Despite the urge to argue, I don’t. What can I even say? So, I sit like a scolded child as Sebastian stands and packs away his things.
He eyes my suit and says, “Denver said you were at a funeral.”
I focus on my hands and nod. “My brother’s.”
“Wilder is dead?”
Our eyes meet, and I frown. “You knew him?”
“Yeah, I knew him.” He places his bag down and sits on the coffee table in front of me. “Your brother killed mine.”
It’s like a jolt to my system. My heart picks up, and I straighten as Sebastian keeps his gaze fixed on mine.
And then I remember him.
He treated me after the fire. Said he took two bullets in the back.
Bullets from my brother’s gun.
“You’re Sebastian Whitlock.” Ethan’s best friend. His brother was Archer Adler. Two lives stolen by my brother. “You were at Denver’s wedding.”
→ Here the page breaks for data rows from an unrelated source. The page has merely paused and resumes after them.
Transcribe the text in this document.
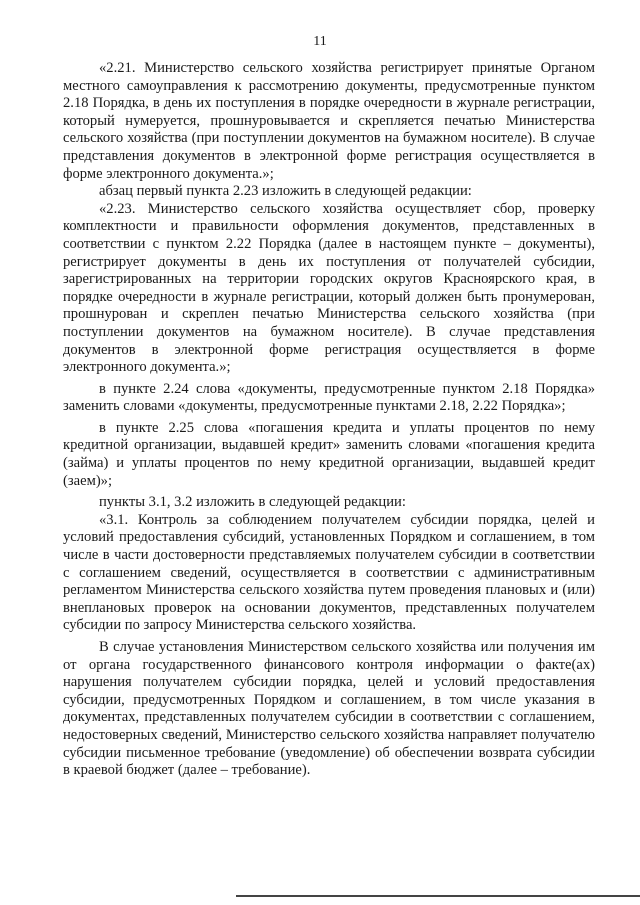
11

«2.21. Министерство сельского хозяйства регистрирует принятые Органом местного самоуправления к рассмотрению документы, предусмотренные пунктом 2.18 Порядка, в день их поступления в порядке очередности в журнале регистрации, который нумеруется, прошнуровывается и скрепляется печатью Министерства сельского хозяйства (при поступлении документов на бумажном носителе). В случае представления документов в электронной форме регистрация осуществляется в форме электронного документа.»;

абзац первый пункта 2.23 изложить в следующей редакции:

«2.23. Министерство сельского хозяйства осуществляет сбор, проверку комплектности и правильности оформления документов, представленных в соответствии с пунктом 2.22 Порядка (далее в настоящем пункте – документы), регистрирует документы в день их поступления от получателей субсидии, зарегистрированных на территории городских округов Красноярского края, в порядке очередности в журнале регистрации, который должен быть пронумерован, прошнурован и скреплен печатью Министерства сельского хозяйства (при поступлении документов на бумажном носителе). В случае представления документов в электронной форме регистрация осуществляется в форме электронного документа.»;

в пункте 2.24 слова «документы, предусмотренные пунктом 2.18 Порядка» заменить словами «документы, предусмотренные пунктами 2.18, 2.22 Порядка»;

в пункте 2.25 слова «погашения кредита и уплаты процентов по нему кредитной организации, выдавшей кредит» заменить словами «погашения кредита (займа) и уплаты процентов по нему кредитной организации, выдавшей кредит (заем)»;

пункты 3.1, 3.2 изложить в следующей редакции:

«3.1. Контроль за соблюдением получателем субсидии порядка, целей и условий предоставления субсидий, установленных Порядком и соглашением, в том числе в части достоверности представляемых получателем субсидии в соответствии с соглашением сведений, осуществляется в соответствии с административным регламентом Министерства сельского хозяйства путем проведения плановых и (или) внеплановых проверок на основании документов, представленных получателем субсидии по запросу Министерства сельского хозяйства.

В случае установления Министерством сельского хозяйства или получения им от органа государственного финансового контроля информации о факте(ах) нарушения получателем субсидии порядка, целей и условий предоставления субсидии, предусмотренных Порядком и соглашением, в том числе указания в документах, представленных получателем субсидии в соответствии с соглашением, недостоверных сведений, Министерство сельского хозяйства направляет получателю субсидии письменное требование (уведомление) об обеспечении возврата субсидии в краевой бюджет (далее – требование).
He nods slowly, his shoulders dipping slightly. “I lost my brother and my best friend that night. Almost lost my career in the months after it.” He looks at his hands. They’re trembling. “I spent my life wanting to help people and suddenly, I wanted someone dead. I wanted Wilder to hurt so badly that I’d dream up all these scenarios. Ones where I got the gun off him. Ones where he died and not Archer. Sometimes thinking about his death was the only thing that helped me sleep.” He closes his hands into fists, frowning at them as if confused. “Now I know he’s dead, and … I feel nothing.”
The admission should anger me. This stranger is saying that my brother’s death doesn’t warrant sympathy. It warrants … nothing.
But sympathy and kind words are all I’ve had all day, and I rejected them, didn’t I?